Si fa allora crudele il contrasto tra le meraviglie romane e la miseria della prigionia di Maria Stuarda. Le martiri cristiane delle sontuose tele barocche si fondono con le eroine romantiche. Mortimer diventa un esaltato sempre più simile ai giovani artisti del Nord che venivano numerosi a provare emozioni forti sulle sponde del Tevere. Per confortare la prigioniera racconta della sua liberazione spirituale nella città eterna:  "La mia prigione si spalancò; e ad un tratto lo spirito si sentì libero e salutò la bella luce della vita.
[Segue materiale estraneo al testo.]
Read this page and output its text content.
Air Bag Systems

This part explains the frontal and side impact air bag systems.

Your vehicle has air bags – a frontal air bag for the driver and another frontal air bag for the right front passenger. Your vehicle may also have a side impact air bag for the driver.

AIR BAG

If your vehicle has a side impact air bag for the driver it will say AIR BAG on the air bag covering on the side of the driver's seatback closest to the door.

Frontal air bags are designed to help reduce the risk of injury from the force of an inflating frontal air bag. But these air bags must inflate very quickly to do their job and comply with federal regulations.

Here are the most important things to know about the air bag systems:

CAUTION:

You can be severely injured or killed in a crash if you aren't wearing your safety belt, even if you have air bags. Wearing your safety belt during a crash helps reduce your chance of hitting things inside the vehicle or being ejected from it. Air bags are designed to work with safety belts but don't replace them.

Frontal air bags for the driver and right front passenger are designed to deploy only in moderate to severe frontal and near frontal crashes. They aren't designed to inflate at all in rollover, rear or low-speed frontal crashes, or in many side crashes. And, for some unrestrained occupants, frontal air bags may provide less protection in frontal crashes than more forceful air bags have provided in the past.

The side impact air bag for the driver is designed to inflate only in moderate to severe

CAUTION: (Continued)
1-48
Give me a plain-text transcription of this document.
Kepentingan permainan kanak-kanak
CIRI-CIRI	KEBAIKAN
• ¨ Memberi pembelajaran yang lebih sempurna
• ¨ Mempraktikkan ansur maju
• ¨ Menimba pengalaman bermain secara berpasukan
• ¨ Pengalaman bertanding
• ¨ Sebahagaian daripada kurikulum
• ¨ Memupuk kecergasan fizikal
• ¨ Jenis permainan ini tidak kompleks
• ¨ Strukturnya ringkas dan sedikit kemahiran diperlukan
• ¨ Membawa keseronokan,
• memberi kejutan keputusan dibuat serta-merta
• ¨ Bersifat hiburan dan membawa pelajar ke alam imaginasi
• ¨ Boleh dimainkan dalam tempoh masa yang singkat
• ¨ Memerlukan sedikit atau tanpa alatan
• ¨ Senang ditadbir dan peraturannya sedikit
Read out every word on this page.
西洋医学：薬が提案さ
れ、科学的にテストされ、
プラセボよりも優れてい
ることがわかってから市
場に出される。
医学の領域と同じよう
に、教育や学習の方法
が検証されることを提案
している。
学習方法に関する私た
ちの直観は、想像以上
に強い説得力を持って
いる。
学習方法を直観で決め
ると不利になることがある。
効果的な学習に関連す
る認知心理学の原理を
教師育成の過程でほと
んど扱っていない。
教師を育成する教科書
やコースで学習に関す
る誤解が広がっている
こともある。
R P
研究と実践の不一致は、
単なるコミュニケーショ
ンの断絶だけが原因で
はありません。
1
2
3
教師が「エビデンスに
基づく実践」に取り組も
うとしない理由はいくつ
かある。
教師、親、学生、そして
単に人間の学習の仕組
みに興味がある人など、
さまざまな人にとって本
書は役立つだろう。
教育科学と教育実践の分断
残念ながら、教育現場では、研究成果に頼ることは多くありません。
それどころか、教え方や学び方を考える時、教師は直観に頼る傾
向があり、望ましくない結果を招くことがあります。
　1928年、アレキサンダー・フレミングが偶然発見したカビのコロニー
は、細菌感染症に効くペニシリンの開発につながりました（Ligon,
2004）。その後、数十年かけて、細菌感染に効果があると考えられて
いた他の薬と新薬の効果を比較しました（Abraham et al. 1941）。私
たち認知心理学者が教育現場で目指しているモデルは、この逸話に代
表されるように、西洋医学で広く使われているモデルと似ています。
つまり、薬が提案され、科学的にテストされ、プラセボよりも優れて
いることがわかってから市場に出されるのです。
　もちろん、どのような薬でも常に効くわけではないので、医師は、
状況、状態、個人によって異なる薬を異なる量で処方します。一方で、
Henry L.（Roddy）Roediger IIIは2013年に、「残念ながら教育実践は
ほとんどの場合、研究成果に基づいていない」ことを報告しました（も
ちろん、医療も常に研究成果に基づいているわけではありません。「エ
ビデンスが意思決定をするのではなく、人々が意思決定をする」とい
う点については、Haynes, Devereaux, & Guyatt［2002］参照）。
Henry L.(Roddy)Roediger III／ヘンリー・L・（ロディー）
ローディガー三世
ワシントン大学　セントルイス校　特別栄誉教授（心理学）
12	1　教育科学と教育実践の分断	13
Giurai di odiare la Bibbia cupa e angusta dei puritani e di adornarmi le tempie di fresche ghirlande, per unirmi lietamente a chi sa esser lieto". Questa brevissima italienische Reise, sotto il velo della finzione letteraria, va al di là dei pur straordinari elogi goethiani di Roma, Schiller vi mescola la gioia panica del mondo classico (cinge "le tempie di fresche ghirlande") con la "serenità" cattolica.

Dopo la metanoia per amore delle immagini, Mortimer si lascia ammaliare dal ritratto della Maria terrena. Allora l'esaltazione si trasforma in impazzimento e la passione del cavaliere coraggioso per la sua regina si cambia in concupiscenza. Forse nel colpo di scena c'è una velenosa critica di Schiller nei confronti dell'estetismo cattolico in voga. Ma la morte del giovane e quella di Maria sembrano cancellare i peccati "estetici" in una specie di poema finale della pietà. Dove il drammaturgo si serve direttamente della liturgia cattolica della confessione e della comunione per rendere solenne il suo dramma. A questo punto lui stesso sembra essere suggestionato dai riti romani. Un'apologia del cattolicesimo, forse involontaria, che nessuna immagine celestiale dei Nazareni riuscirà a eguagliare.